Insp Robin Loveridge, neighbourhood inspector for the city centre, told Plymouth Live the theft of bell jars containing herbal matter from the store was reported to police. Two juveniles were traced and the jar and its contents were recovered, but police took the step of having the material tested in a laboratory.
Insp Loveridge said: “It came back as positive for THC – we don’t look at percentages with regard to cannabis. In effect, it is a class B drug and our view was we have to investigate this as the suspected selling of a class B drug.
“We went to our force legal department for advice and looked at the Home Office guidelines on the matter.

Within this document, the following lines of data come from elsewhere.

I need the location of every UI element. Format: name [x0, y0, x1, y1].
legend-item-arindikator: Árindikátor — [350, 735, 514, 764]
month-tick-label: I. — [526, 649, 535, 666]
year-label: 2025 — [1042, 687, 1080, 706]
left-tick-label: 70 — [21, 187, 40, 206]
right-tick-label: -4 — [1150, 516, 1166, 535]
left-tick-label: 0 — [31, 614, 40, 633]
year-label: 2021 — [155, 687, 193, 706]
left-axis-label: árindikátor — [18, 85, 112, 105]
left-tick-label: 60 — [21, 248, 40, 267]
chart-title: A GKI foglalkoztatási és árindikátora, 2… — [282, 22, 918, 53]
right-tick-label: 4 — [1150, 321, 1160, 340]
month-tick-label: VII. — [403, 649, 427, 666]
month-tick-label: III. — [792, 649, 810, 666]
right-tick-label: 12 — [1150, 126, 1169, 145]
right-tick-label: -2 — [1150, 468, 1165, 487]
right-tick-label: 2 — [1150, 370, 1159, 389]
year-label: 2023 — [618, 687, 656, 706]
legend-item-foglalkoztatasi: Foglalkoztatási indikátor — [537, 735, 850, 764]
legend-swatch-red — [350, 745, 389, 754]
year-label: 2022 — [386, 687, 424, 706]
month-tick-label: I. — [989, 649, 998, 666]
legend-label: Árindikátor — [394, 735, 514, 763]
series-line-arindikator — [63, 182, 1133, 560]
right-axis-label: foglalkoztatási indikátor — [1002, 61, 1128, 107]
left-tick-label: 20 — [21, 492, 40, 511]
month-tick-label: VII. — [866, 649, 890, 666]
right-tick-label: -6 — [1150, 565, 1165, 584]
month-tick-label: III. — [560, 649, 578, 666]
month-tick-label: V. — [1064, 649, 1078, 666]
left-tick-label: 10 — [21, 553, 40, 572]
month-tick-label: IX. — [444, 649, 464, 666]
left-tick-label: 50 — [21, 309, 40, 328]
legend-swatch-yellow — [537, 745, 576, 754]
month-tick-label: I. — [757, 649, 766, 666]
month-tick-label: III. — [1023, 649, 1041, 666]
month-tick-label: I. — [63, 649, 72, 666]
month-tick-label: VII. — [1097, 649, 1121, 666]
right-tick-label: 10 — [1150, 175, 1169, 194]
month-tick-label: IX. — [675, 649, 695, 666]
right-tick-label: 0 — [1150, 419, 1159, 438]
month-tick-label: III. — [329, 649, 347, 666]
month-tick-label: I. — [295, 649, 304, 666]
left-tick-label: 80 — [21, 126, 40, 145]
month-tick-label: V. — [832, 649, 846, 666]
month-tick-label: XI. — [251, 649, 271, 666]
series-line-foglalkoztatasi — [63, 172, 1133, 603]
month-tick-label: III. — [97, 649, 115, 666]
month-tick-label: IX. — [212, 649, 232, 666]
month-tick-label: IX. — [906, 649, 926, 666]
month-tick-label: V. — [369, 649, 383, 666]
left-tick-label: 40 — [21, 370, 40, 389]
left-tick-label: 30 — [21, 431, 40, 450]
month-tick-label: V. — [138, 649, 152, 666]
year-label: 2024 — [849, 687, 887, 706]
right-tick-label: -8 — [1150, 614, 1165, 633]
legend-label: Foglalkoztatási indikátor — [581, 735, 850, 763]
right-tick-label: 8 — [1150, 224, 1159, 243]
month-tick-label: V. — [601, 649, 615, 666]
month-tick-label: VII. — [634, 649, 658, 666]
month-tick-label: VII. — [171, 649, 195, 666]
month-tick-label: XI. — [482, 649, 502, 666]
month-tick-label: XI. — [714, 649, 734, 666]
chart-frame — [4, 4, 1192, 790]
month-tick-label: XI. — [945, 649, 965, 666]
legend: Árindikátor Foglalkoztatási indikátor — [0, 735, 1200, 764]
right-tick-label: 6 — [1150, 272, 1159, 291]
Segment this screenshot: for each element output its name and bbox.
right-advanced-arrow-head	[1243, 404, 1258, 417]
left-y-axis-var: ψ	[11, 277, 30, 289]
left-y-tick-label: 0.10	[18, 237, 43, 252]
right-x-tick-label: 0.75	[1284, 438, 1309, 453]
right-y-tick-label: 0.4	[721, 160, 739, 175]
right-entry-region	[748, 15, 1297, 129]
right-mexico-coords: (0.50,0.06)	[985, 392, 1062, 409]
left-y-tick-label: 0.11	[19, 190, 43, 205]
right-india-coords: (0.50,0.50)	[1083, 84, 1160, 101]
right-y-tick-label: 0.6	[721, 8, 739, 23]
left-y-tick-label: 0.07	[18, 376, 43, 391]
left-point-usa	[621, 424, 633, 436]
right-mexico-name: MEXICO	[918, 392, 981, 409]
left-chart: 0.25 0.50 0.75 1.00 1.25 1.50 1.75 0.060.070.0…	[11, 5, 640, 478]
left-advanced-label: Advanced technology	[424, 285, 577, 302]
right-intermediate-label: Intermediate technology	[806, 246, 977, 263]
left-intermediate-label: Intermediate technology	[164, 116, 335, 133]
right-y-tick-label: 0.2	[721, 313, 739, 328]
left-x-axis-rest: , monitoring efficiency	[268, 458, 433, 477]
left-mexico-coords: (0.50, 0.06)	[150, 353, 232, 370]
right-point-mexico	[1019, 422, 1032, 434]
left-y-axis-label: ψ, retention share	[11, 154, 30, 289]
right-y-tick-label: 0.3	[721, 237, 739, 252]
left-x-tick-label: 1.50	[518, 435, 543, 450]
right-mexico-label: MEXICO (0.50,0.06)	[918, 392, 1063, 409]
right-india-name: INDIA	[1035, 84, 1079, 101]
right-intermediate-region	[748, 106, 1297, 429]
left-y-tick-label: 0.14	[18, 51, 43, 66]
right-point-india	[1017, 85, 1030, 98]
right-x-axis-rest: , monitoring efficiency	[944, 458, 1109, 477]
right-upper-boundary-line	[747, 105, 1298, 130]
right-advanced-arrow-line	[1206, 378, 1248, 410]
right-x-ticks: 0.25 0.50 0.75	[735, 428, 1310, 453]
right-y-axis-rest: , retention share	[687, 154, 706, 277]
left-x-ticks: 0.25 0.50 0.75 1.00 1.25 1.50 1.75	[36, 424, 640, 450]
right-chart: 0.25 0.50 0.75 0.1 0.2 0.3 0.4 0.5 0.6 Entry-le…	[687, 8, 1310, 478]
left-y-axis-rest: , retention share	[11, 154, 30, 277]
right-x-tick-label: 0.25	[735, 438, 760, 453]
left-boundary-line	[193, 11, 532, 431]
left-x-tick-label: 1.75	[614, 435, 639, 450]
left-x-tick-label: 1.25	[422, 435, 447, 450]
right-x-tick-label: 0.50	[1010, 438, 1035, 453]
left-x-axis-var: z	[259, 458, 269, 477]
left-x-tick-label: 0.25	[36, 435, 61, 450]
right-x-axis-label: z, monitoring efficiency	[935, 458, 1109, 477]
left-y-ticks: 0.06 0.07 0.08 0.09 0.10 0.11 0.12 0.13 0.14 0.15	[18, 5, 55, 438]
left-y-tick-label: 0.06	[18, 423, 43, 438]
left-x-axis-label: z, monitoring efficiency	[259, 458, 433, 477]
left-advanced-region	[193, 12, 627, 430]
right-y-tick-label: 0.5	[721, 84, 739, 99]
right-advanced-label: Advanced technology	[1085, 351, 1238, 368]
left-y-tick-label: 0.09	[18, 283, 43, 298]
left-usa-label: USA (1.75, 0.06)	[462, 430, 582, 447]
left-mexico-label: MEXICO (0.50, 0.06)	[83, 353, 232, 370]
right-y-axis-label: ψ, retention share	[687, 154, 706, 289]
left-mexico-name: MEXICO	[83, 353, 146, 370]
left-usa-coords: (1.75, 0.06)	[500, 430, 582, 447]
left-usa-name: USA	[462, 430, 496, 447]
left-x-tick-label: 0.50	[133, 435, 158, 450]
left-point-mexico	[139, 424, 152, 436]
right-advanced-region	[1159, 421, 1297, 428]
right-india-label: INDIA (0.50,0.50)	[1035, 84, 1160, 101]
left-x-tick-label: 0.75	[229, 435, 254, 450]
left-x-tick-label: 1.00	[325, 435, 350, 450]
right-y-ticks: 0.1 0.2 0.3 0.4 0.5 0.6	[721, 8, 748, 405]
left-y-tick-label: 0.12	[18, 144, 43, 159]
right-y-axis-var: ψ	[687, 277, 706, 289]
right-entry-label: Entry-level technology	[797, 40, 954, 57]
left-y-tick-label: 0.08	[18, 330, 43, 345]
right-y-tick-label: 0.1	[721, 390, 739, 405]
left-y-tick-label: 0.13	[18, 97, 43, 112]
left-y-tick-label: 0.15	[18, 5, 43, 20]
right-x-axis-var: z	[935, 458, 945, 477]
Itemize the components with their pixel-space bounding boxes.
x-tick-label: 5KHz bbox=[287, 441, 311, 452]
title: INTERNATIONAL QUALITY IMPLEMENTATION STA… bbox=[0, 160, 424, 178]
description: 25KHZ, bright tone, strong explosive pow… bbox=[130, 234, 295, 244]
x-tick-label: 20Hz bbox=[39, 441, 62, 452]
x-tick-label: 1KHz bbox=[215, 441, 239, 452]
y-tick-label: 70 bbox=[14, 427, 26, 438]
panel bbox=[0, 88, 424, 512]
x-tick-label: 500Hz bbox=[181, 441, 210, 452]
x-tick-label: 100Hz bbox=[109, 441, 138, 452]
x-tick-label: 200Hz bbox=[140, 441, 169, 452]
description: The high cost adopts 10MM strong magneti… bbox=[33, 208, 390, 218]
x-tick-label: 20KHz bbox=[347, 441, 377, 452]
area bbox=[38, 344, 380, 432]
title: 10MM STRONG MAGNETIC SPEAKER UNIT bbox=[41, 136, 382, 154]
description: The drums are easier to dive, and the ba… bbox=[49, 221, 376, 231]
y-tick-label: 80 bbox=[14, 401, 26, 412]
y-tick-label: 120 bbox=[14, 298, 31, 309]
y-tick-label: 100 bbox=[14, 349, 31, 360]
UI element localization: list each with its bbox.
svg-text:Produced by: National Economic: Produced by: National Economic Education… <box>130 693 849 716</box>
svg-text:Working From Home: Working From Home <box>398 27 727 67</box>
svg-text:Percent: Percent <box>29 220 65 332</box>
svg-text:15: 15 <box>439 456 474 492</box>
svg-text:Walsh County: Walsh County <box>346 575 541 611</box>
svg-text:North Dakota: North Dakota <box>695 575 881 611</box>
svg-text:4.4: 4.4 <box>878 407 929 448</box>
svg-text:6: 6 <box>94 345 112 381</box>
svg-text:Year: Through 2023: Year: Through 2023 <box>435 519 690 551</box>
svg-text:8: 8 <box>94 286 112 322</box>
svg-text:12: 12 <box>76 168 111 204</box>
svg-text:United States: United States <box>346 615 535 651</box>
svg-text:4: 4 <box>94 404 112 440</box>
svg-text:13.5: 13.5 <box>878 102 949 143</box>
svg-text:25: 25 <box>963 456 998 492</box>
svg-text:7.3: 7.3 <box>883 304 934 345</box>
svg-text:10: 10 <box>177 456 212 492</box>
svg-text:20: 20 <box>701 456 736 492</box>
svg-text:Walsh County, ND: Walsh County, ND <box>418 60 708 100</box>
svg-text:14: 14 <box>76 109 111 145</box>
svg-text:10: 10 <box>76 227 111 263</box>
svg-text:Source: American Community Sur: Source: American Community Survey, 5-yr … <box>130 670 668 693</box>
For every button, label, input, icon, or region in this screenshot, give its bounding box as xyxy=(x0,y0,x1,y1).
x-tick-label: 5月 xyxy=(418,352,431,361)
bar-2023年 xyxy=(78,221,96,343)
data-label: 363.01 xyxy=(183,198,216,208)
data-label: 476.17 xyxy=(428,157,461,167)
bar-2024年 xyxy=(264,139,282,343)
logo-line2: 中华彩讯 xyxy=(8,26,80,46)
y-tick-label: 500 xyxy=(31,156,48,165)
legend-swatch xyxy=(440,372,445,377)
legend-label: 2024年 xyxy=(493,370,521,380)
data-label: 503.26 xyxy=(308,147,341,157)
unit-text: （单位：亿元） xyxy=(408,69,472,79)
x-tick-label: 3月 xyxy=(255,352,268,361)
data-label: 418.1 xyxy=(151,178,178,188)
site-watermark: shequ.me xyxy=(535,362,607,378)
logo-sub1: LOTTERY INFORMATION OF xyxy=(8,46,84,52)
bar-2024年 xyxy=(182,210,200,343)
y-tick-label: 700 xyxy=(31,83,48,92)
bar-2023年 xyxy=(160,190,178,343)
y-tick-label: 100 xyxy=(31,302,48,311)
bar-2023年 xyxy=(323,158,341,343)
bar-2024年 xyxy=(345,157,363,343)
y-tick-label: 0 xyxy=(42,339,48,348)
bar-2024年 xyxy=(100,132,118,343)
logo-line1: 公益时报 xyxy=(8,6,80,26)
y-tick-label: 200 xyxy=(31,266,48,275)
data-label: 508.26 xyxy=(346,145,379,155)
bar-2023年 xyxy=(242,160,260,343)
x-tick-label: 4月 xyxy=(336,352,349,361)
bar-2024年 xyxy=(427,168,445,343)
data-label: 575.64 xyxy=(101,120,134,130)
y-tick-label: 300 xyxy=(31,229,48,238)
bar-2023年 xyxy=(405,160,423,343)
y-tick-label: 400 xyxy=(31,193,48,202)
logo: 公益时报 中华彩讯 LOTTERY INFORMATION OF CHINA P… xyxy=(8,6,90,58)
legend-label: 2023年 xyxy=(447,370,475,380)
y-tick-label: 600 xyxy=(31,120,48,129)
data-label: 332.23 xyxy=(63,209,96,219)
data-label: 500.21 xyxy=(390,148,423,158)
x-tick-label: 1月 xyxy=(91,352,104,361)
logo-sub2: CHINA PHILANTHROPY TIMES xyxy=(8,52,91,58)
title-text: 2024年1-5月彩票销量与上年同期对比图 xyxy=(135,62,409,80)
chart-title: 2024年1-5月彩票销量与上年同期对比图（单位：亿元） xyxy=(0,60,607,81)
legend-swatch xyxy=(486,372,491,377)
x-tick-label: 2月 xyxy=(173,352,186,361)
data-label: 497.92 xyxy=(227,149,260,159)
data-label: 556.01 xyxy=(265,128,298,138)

“Officer from the neighbourhood team went to the store and spoke to the proprietor. He has produced a certificate which we passed to our force legal department.
“Home Office guidelines show that you have to have certain licences to grow cannabis. There are no licences to sell cannabis to the public.
“Our CID team has carried out the investigation and executed the search warrants and the neighbourhood policing teams will pick up the community fall-out from today’s operation.”
Insp Loveridge stressed the reason there appeared to be a large number of officers involved in what was considered a small and simple operation was because a number of the officers involved were undergoing training alongside tutor officers. He said the operation gave them opportunity to learn the process of a section 8 PACE [Police and Criminal Evidence Act] search warrant.
He added: “This was a pre-planned operation and had been in the planning stage for some time, certainly well before the article [about the Holy Smoke store] appeared on the Plymouth Live website.
“The article did not change our time frame for out action.
“We would like to point out at this stage that once evidence is gathered it will be passed to the Crown Prosecution Service for their decision about further action or disposal.”
In a further police statement, Det Con Pablo Beckhurst, who is leading the investigation, noted that under current law any substance which has any level of THC in it is an illegal substance under the Misuse of Drugs Act 1971.
He added that following with the Devon and Cornwall Police legal department “the issue is not so much what is on the packaging but rather what the substance contains, ie any THC.
“Some companies have been found to rely on the analysis from a third party from overseas – which may or may not relate to the sample being sold – and there is not way the police can realistically verify the reliability of the tester who appears to be overseas.
“Be that as it may, it is not a defence, even though sellers of these products believe it may be.
“A proportion of THC under the frequently mentioned 0.2 limit may justify an application for a licence to use the items in a commercial production sense – eg for the production of hemp fibre – but that is wholly different from saying you can possess or sell it as it has THC of under 0.2 percent.”
Plymouth City Council staff also joined police during the operation.
A council spokesperson said: “We are working with the police as part of a multi-disciplinary team, after two search warrants were executed this morning. We are gathering information and evidence about the use of the premise due to concerns about illegal activity.”